Discussion in 'English Only' started by Lulu978, Nov 30, 2016.

  1. Lulu978

    Lulu978 Senior Member

    Hi, everybody

    I need to translate a text about sunglasses, but there is a sentence that I don't understand very well. This is why I need your help.

    The sentence says that "within the collection, a tear-drop pilot style for Sun stands out for its contemporary and luxury appeal." I have understood the general meaning of the advertisement, except for those two words at the end of it... :confused:

    Can you, please, explain me in other words what "luxury appeal" mean?

    Thank you very much
  2. Thomas Tompion Senior Member

    Southern England
    English - England
    I wonder if you have left out the word glasses between Sun and stands here.

    I don't need to tell you that tear-drop pilot is a common style of sunglasses - tear-drop for the shape of the lenses, pilot for the image transposed to the wearer by the glasses.

    Luxury appeal means that they appeal to those who like luxury - wearing these glasses will make people think you have just stepped out of your Ferrari.
  3. Edinburgher Senior Member

    German/English bilingual
    You would not write "sun glasses", would you? The usual term is "sunglasses". That "Sun" is written with a capital suggest it might be a maker's name. But it could simply be a mistake. Certainly "sunglasses" would fit.
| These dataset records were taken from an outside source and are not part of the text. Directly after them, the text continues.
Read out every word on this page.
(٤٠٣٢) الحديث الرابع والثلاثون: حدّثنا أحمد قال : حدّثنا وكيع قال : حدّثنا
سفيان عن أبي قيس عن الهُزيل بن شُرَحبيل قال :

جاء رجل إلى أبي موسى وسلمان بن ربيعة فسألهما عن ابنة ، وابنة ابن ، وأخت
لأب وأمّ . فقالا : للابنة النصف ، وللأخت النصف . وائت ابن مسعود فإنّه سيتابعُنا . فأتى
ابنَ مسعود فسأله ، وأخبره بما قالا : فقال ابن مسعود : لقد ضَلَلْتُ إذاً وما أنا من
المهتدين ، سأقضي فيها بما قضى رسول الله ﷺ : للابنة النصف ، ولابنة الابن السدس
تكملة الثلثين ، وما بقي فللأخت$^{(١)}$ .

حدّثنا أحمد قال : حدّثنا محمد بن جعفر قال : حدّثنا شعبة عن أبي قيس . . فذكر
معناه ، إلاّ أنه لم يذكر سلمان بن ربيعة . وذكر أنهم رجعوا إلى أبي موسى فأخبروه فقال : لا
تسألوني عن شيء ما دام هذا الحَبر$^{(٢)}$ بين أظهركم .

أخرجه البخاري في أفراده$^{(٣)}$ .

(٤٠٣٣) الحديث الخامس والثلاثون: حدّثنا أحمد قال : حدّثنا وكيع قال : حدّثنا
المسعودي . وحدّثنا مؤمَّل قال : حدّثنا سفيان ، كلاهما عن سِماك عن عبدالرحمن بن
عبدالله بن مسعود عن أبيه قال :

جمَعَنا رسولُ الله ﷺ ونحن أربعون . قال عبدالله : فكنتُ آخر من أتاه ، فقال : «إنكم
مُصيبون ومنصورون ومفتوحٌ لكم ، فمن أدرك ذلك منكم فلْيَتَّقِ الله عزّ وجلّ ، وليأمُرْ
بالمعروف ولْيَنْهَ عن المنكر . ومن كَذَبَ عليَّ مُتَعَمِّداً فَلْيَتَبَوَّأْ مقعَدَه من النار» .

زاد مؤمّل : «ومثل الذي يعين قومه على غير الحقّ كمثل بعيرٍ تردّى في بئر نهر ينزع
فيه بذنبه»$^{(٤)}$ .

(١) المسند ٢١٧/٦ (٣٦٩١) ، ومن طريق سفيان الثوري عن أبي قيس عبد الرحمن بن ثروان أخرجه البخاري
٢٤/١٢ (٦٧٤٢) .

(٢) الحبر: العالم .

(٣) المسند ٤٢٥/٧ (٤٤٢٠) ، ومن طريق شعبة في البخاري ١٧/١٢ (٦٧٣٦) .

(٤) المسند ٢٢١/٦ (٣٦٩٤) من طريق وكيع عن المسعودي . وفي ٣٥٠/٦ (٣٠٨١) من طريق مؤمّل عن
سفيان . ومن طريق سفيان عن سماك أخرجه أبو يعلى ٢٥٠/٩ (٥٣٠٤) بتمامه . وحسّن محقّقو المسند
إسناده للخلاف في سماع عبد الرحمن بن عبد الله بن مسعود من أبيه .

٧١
    It seems to me that "look" may have been left out after "contemporary".
  4. Lulu978

    Lulu978 Senior Member


    I'm sorry, but the transcription is right, in my text appears only "Sun" (and I suppose it stands for "sunglasses". In another part of the text there is "The collection includes five shapes for Sun and Optical") and "contemporary" is related to the word "appeal" as I have written above. Maybe it is a particular "strategy" used for advertisement, I don't know...

    Anyway, I understand now Thomas Tompion, thank you for your explanation ;)

    And thank you Edinburgher: I think "contemporary look" is what I have to translate.

  5. ewie

    ewie Senior Member

    English English

    For me, Mr T, sunglasses only come in two varieties: broken and not broken.
  6. Edinburgher Senior Member

    German/English bilingual
    OK, so "Sun" is treated as a quasi-proper name, the abbreviation of a category name. This is pretty terrible. After all, sunglasses and "optical" glasses are not mutually exclusive. In BE we refer to the latter as "prescription glasses" (i.e. the lenses are shaped to correct a vision defect), but not all sunglasses are non-prescription. Only those for people who don't need correction (or who already wear contact lenses) are. My sunglasses, for example, are "optical" (and pilot-style, as it happens).